Recommended Next 30 Days
- Pick 2-3 pilot workflows: project brief, weekly report, document review, support triage, or file processing.
- Run fresh deployment rehearsal from README/deployment guide and record gaps.
- Define pilot learning questions and instrument the events needed to answer them.
- Create a task evidence narrative prototype on top of existing timeline data.
- Package pilot workflow templates as skills or documented demos.
- Validate provider onboarding with 3 non-engineer users.
- Run security review for file boundaries, tool execution, connectors, and deploy-control exposure.
- Decide which connector(s) are pilot-safe.
Recommended Next 90 Days
- Complete Memory Control Center MVP.
- Harden skill learning with replay/eval and publish gates.
- Add Admin Health Console for provider, instance, connector, task queue, and runtime status.

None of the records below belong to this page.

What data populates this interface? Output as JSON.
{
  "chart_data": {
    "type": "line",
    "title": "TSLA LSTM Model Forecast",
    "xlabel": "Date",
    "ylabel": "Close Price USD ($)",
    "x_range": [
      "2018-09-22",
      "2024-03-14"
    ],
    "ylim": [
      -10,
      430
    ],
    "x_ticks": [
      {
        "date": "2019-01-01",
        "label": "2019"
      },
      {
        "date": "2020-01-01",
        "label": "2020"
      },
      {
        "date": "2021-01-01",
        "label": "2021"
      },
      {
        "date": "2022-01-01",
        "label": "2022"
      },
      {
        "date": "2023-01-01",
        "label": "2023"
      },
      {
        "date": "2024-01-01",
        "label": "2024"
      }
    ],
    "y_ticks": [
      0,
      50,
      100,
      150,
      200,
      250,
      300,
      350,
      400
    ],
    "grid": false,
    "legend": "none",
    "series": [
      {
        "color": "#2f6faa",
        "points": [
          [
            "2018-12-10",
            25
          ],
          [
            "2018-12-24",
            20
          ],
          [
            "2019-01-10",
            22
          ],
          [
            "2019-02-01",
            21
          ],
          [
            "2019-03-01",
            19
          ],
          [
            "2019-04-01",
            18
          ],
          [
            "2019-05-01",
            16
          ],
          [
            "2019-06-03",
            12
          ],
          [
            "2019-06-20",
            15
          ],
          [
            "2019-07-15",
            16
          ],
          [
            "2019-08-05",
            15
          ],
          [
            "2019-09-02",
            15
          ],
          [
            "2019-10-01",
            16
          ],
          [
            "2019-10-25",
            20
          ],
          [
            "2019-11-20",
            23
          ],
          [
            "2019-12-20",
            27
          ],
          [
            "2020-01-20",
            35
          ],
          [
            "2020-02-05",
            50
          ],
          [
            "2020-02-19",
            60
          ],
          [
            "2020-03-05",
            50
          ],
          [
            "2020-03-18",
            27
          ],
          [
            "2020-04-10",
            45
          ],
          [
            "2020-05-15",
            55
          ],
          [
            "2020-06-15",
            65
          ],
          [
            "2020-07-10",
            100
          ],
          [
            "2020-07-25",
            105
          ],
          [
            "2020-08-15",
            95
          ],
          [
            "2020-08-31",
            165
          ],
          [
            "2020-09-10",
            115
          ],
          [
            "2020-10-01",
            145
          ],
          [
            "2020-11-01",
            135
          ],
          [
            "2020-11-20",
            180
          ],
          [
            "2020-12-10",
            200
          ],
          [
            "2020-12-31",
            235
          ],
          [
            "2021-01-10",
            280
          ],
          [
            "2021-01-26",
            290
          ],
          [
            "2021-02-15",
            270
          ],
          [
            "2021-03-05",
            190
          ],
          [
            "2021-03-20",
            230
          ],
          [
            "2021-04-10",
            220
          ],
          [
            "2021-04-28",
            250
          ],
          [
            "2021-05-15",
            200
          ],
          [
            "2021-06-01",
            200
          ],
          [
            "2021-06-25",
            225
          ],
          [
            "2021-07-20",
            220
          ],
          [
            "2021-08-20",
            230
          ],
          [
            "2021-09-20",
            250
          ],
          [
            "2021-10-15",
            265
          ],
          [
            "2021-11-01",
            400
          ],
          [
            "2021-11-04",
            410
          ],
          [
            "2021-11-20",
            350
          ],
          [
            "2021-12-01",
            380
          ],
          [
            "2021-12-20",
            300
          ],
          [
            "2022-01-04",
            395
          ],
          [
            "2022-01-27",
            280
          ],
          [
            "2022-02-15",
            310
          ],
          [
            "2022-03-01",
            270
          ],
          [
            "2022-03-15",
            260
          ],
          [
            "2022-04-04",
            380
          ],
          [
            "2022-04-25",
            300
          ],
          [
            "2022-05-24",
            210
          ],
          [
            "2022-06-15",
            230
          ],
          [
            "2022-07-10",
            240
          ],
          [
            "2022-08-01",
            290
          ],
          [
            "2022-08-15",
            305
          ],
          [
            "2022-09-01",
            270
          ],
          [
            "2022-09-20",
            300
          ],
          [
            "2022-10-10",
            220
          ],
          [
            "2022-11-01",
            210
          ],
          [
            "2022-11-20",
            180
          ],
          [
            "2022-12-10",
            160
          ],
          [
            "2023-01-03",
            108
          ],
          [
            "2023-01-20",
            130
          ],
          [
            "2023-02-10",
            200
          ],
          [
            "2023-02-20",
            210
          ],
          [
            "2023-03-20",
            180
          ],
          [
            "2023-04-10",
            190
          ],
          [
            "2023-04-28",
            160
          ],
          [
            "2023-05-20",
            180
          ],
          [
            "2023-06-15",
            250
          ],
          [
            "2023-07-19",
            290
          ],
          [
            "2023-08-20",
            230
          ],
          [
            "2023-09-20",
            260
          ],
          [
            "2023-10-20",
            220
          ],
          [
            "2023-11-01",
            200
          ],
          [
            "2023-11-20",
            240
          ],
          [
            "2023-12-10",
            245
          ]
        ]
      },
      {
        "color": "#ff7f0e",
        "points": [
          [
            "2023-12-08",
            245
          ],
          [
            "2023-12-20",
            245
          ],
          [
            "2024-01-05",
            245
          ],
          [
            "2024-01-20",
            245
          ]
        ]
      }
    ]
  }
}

- Improve instance lifecycle: suspend, resume, backup, restore, rotate secrets.
- Add customer-facing pilot scorecard.
- Formalize tool/connector policy profiles.
- Expand pilot from one workflow to one department.
- Build audit export after evidence narrative stabilizes.
Biggest Risks
| Risk | Severity | Mitigation |
|---|---|---|
| Product appears too broad and hard to adopt | High | Lead with pilot workflows and task loop |
| Deployment complexity blocks pilots | High | Rehearsed runbook, health checks, support checklist |
| Agent actions cause unintended side effects | Critical | Conservative tool policy, explicit connector sandboxing, evidence logs |
| Task evidence is too technical | High | Evidence narrative and reviewer testing |
| Skill learning publishes poor methods | High | Human review, safety/eval, replay validation |
| Memory feels creepy or uncontrollable | High | Memory control UI before broad enablement |
| Team spreads effort across too many modules | High | Prioritize task loop, evidence, skills, deployment reliability |
Recommended Immediate Actions
- Reframe all main product docs around Beaver as an Agent execution and governance platform.
- Treat Skill Replay Eval as a subfeature under the skill governance loop.
- Build the next roadmap around pilot workflows, not isolated modules.
- Make accepted tasks the main success metric.
- Productize memory and evidence before adding many new connectors.
- Prove deployment repeatability before selling broad private deployments.